|
Din, medeniyet ve mûsikî - II

islâm medeniyetinin mûsikîsi, Allah’ın yarattığı zengin ses cevherini korur ve her sesin tıpkı bir kişi gibi hakkını verir. İslâm mûsikîsinde sesler, tıpkı bir mü’min birey gibi hürdür ve kendini ifade eder. Çünkü Hürriyet, Allah’ın insana sunduğu bir değerdir. Bir rast sesi kendini rast sesi olarak ifade eder. (Batı müziğinin dikey yani vertikal yapısı içinde sesler bazı uyumluluk/armoni kuralları ile birbirine bağlı olduğundan, hür değildir).

İslâm medeniyetinin makamsal karakterli ve mikro sesleri de hakkını vererek kullanan mûsikîsi, yani makamları, dairevî hareket eder.
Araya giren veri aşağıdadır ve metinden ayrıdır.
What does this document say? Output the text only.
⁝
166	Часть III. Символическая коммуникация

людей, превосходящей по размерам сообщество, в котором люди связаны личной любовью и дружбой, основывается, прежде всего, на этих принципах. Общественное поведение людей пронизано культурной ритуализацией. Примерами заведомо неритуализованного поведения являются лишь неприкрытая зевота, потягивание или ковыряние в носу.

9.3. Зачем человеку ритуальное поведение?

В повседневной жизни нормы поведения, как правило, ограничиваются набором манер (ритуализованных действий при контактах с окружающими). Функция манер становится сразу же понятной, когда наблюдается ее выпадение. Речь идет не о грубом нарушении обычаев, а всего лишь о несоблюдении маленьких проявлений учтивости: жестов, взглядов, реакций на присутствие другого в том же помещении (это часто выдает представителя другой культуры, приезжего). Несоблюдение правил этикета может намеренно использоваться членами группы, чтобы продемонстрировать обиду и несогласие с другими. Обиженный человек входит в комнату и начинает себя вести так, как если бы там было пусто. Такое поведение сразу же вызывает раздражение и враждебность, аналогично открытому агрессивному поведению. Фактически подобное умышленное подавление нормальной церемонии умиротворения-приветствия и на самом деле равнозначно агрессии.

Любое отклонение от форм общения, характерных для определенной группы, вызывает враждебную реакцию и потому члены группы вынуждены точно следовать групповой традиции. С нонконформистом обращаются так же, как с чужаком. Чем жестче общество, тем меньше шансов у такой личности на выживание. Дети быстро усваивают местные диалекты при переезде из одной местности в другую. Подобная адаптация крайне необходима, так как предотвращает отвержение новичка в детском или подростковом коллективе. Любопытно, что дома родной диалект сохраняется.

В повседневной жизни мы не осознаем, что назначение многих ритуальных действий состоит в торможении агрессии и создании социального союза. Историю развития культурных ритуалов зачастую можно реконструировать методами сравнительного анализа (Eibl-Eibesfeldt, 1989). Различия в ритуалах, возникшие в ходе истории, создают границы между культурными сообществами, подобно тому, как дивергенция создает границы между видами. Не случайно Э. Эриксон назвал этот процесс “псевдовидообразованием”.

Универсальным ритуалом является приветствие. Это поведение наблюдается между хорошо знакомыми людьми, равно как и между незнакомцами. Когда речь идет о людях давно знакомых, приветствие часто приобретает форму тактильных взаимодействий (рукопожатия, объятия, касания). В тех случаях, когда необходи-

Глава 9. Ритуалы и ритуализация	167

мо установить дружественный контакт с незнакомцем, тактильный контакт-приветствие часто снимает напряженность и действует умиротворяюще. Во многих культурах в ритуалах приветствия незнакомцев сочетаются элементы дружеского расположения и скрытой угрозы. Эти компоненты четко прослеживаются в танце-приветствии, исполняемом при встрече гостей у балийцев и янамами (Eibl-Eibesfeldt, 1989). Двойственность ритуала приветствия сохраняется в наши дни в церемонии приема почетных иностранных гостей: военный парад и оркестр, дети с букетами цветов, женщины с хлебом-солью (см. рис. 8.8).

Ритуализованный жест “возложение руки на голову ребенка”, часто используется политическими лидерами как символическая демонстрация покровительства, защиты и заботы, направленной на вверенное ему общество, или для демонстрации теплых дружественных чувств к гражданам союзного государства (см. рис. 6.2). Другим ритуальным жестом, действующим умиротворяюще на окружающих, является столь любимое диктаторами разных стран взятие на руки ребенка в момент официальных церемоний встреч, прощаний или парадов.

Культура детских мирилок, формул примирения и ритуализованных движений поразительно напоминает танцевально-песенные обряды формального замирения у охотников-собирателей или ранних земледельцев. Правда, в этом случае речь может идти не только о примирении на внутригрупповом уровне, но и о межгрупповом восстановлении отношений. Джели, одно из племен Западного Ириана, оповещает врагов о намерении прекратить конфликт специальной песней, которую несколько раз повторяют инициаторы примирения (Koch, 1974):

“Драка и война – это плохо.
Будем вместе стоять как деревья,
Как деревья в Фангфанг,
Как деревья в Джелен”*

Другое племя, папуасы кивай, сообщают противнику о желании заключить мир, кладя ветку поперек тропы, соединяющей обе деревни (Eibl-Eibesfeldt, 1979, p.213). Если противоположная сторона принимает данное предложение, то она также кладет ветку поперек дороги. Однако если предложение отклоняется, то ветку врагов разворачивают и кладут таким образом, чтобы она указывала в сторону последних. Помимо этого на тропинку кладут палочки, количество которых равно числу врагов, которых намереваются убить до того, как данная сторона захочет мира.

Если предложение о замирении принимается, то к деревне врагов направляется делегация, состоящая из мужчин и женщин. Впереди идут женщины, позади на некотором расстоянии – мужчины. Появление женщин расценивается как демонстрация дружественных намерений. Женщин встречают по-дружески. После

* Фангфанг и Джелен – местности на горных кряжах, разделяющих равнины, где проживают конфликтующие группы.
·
Horizontaldir… yani yataydır ve bu yataylık ona aynı zamanda dairevî bir hareket kazandırır. Bu dairevî harekette makam bir durak sesinden başlar, güçlü sesine ulaşır, güçlüden tiz durağa doğru yükselir, ses tizleşir. Burada bir miktar kaldıktan sonra tekrar güçlüye ve oradan da başladığı durak sesine döner. Meselâ Osmanlı/İslâm medeniyet mûsikîsinde bu sese durak denir. Başlangıç sesi… makamın ana kaynağı. Ben bu sese nâçizâne “mebde” de diyorum… Makam durak sesinden yani mebde’den başlar ve adeta bir dâirevî hareket çizerek yine durak sesine yani mebde’ye döner. Makamın ve Osmanlı/İslâm mûsikîsinin bu dairevî hareketi, Kur’an-ı Kerîm’deki “İnnâ Lillâhi ve İnnâ İleyhi Râciûn” (yani “Şüphesiz Allah’tanız ve şüphesiz dönüş O’nadır”) ayetinin mûsikîdeki yansımasıdır. Mûsikîmizdeki makam hareketi, -bence- işte böyle, Kur’an’ı yansıtmaktadır… yani medeniyet toprağının beslendiği kaynağı.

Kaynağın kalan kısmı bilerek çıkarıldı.